Generic drugs are cheaper copies of brand-name drugs that have exactly the same dosage, intended use, effects, side effects, route of administration, risks, safety, and strength as the original drug. In other words, their pharmacological effects are exactly the same as those of their brand-name counterparts. For e.g. Metformin and Metoprolol are the generic versions of Glucophage and Lopressor respectively.

The generic vs brand name issue has been a hot topic in the Indian medical community ever since
Mr. Amir Khan raised this sensitive issue in his "Satyameva Jayate".

Big pharmaceutical companies spend hundreds of millions of dollars to bring a new drug brand to market. They protect that drug brand with a Patent that prevents anyone else from selling the active ingredient for a certain period of time. Eventually that patent expires — allowing another company to make another pill, a generic, with the same active ingredient.

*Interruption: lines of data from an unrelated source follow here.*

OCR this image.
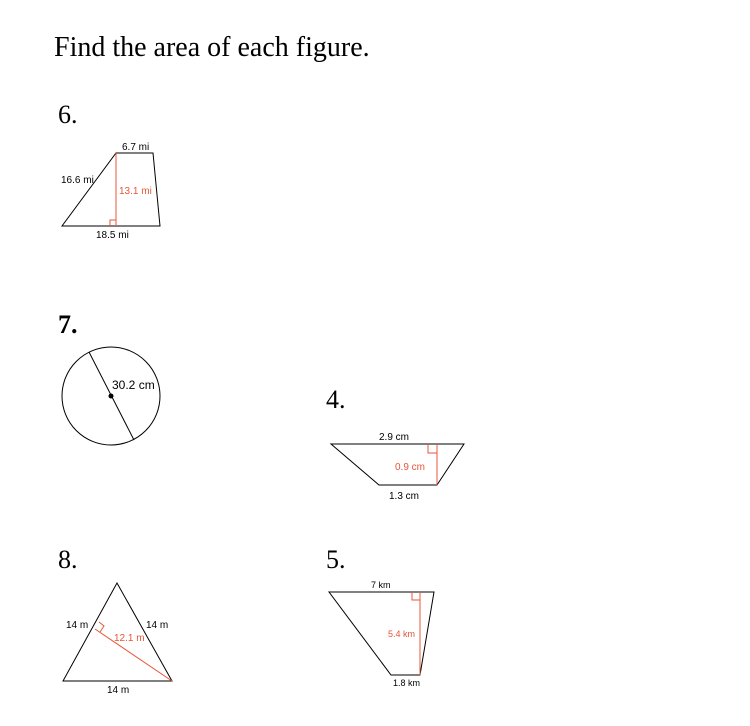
Find the area of each figure.
6.
7.
4.
8.	5.
6.7 mi
16.6 mi
13.1 mi
18.5 mi
30.2 cm
2.9 cm
0.9 cm
1.3 cm
14 m	14 m
12.1 m
14 m
7 km
5.4 km
1.8 km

That's when the game changes.

Generic drugs can be legally produced for drugs where: 1) the patent has expired, 2) in countries where a patent(s) is/are not in force.

The expiration of a patent removes the monopoly of the patent holder on drug sales licensing.
Patent lifetime differs from country to country, and typically there is no way to renew a patent after it expires.

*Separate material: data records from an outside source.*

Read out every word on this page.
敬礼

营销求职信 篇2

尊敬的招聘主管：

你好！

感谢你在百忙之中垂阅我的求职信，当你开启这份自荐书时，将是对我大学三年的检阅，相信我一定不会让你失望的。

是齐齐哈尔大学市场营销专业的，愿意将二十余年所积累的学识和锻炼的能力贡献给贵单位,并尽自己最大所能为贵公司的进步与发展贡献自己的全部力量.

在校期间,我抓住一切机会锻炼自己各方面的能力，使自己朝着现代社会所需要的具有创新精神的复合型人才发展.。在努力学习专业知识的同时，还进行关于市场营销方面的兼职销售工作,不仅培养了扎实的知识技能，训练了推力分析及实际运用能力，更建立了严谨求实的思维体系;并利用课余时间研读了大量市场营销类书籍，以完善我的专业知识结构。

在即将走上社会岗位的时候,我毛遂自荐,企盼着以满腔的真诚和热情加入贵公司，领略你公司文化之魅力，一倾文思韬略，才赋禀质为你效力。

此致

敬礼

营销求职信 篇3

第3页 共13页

So, to counter this, the big Pharma players have devised new strategies.

Companies can get a fresh patent for an already patented drug by altering its formula or changing its dosage. The companies contend that even minor improvements in medicines — changing a pill dosage to once a day instead of twice a day — can have a significant impact on patient wellness. But critics say a majority of drug patents given in the United States are for tiny changes that often provide patients few meaningful benefits but allow drug companies to continue charging high prices for years beyond the original patent life.

They point to AstraZeneca, for example, which extended for years its franchise around the huge-selling heartburn pill Prilosec by slightly altering the chemical structure and renaming the medicine Nexium.

Passed under international pressure, India’s 2005 patent law for the first time allowed for patents on medicines, but only for drugs discovered after 1995.

The controversy now begins.

Many people become concerned because generic drugs are often substantially cheaper than the brand-name versions. They wonder if the quality and effectiveness have been compromised to make the less expensive products. The FDA (U.S. Food and Drug Administration) requires that generic drugs be as safe and effective as brand-name drugs.

Actually, generic drugs are cheaper only because the manufacturers have not had the expenses of developing and marketing a new drug.

Generic and brand-name drugs are supposed to be “bioequivalent” — in other words, they’re supposed to get the same key substance into the human body at roughly the same blood concentration level. But, the “Most regulatory bodies require bioequivalence parameters to fall within a 25% window, meaning that one generic version could conceivably have 80% bioequivalence to the reference product, whereas another could have 125% bioequivalence.” Thus, in some cases, the generic might not have the same effect as the brand-name drug.

When multiple companies begin producing and selling a drug, the competition among them can drive the price down even further.
Thus, the generic versions significantly bring down the cost of therapy which is a real boon to patients in the developing countries where the health insurance infrastructure is practically nonexistent.

However, this significant reduction in cost of drugs can drastically cut the profits of the branded ones which could prove a deterrent to future research and analysis.

The debate over global drug pricing is one of the most contentious issues between developed countries and the developing world. While poorer nations maintain they have a moral obligation to make cheaper, generic drugs available to their populations — by limiting patents in some cases — the brand name pharmaceutical companies contend the profits they reap are essential to their ability to develop and manufacture innovative medicine.